Bei meinem Besuch in Afghanistan in der vergangenen Woche konnte ich mich davon überzeugen, dass alle Beteiligten – die afghanische Regierung, die internationale Schutztruppe ISAF, UNAMA, die EU und alle anderen maßgeblichen Akteure – daran arbeiten, dass die afghanische Regierung bis 2014 in der Lage ist, die Sicherheitsverantwortung selbst zu übernehmen und schrittweise wieder die volle Souveränität über ihr Land gewinnt. Dennoch bleibt viel zu tun.

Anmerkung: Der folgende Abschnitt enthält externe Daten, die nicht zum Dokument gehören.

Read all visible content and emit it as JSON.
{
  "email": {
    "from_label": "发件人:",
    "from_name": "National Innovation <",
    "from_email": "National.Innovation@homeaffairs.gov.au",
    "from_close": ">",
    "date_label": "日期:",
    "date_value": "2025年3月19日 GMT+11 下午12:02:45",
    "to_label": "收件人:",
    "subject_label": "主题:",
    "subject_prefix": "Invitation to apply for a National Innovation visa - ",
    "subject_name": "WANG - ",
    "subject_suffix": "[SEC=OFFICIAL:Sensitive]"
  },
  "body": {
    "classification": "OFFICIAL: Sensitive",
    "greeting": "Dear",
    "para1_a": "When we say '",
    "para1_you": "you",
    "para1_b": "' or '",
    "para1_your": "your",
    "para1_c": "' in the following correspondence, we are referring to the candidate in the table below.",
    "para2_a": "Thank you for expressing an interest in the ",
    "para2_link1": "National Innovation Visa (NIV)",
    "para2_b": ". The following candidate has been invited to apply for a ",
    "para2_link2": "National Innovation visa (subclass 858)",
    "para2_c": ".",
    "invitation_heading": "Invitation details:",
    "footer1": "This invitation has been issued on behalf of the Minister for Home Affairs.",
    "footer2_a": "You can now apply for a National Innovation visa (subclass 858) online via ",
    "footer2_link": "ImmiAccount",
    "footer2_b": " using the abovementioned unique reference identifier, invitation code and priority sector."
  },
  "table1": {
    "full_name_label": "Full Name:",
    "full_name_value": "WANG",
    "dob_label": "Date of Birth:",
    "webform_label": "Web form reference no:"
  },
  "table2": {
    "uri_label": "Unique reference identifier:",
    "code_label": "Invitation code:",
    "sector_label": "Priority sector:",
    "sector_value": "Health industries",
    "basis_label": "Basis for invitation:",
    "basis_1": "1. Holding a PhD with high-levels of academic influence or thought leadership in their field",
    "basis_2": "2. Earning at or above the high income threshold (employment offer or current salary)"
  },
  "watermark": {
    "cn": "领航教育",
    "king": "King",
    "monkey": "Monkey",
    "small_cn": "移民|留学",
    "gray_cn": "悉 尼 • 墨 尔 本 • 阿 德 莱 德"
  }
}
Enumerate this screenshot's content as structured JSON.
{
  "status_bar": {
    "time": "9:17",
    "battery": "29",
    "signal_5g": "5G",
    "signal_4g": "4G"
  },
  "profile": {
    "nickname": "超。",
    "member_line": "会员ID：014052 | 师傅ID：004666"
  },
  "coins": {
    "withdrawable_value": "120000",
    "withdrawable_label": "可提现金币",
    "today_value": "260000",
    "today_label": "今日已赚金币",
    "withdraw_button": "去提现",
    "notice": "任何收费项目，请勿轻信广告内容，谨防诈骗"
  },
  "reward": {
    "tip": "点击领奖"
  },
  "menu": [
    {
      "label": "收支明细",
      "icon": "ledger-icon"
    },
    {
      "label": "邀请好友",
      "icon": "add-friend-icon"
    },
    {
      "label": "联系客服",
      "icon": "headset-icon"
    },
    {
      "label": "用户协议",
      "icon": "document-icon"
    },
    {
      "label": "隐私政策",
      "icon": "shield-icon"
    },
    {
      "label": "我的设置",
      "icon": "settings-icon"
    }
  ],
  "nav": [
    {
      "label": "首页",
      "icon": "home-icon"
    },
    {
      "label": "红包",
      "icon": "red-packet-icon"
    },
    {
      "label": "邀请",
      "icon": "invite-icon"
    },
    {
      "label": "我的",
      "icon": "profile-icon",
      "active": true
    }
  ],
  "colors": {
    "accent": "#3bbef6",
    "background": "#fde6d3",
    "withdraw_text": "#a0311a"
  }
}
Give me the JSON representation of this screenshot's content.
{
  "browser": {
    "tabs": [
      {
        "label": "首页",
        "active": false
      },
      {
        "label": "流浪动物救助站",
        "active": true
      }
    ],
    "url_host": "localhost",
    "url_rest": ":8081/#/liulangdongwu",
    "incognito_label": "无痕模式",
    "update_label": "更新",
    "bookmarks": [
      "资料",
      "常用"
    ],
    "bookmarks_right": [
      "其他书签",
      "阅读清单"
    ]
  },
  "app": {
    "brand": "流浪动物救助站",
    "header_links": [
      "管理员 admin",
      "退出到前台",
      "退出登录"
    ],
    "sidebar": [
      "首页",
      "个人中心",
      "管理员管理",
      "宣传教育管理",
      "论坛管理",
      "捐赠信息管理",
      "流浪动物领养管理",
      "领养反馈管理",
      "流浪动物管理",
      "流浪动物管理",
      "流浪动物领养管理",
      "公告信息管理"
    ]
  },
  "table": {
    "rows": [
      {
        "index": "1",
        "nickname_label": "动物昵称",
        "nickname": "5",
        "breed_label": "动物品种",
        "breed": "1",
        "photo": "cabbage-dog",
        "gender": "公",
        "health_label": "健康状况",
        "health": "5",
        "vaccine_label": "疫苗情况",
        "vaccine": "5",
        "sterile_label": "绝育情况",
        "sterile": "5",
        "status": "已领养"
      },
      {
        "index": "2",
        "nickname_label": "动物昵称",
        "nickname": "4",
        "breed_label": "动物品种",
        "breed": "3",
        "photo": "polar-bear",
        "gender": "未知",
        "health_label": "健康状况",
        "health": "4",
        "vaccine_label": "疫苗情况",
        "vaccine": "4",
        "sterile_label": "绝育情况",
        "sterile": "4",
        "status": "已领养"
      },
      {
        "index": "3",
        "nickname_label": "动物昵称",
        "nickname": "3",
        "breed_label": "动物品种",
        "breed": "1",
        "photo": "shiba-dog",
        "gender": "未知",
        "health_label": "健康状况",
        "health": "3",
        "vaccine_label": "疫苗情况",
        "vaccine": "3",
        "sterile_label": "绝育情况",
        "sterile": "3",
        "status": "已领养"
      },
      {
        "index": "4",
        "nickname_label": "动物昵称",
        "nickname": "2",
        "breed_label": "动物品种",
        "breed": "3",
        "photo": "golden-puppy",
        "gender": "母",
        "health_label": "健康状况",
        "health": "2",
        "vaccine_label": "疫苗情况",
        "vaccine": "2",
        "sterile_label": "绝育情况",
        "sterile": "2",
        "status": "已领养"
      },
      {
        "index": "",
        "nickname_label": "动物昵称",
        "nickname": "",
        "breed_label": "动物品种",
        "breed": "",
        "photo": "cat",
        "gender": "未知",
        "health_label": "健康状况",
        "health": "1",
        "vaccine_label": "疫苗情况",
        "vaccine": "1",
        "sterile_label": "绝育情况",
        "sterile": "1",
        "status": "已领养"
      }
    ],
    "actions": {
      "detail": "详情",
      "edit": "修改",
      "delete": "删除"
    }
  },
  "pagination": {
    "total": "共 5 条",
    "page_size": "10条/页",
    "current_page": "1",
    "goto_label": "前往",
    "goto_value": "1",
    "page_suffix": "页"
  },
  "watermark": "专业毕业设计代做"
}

Der Abzug ist beschlossen. Das Abzugsdatum steht. Wir müssen jetzt weiter nach vorn denken, die Zeit nach 2014 und die Zukunft Afghanistans in den Blick nehmen. Entscheidend ist die wirtschaftliche Entwicklung des Landes. Nur wenn Afghanistan wirtschaftlich auf die Beine kommt, werden die positiven Entwicklungen, welche die internationale Gemeinschaft angestoßen hat, von Dauer sein. Das Land verfügt über vielfältige Ressourcen und Bodenschätze. Die afghanische Regierung muss rechtzeitig dafür Sorge tragen, dass diese dem ganzen afghanischen Volk, dem Zusammenhalt des Landes zugute kommen und nicht zur Beute von Warlords oder ausländischen Wirtschaftsinteressen werden. Deutschland kann hier mit Know-how, Beratung und Ausbildung wertvolle Hilfe leisten. Der zivile und wirtschaftliche Aufbau ist der Schlüssel für eine friedliche Entwicklung.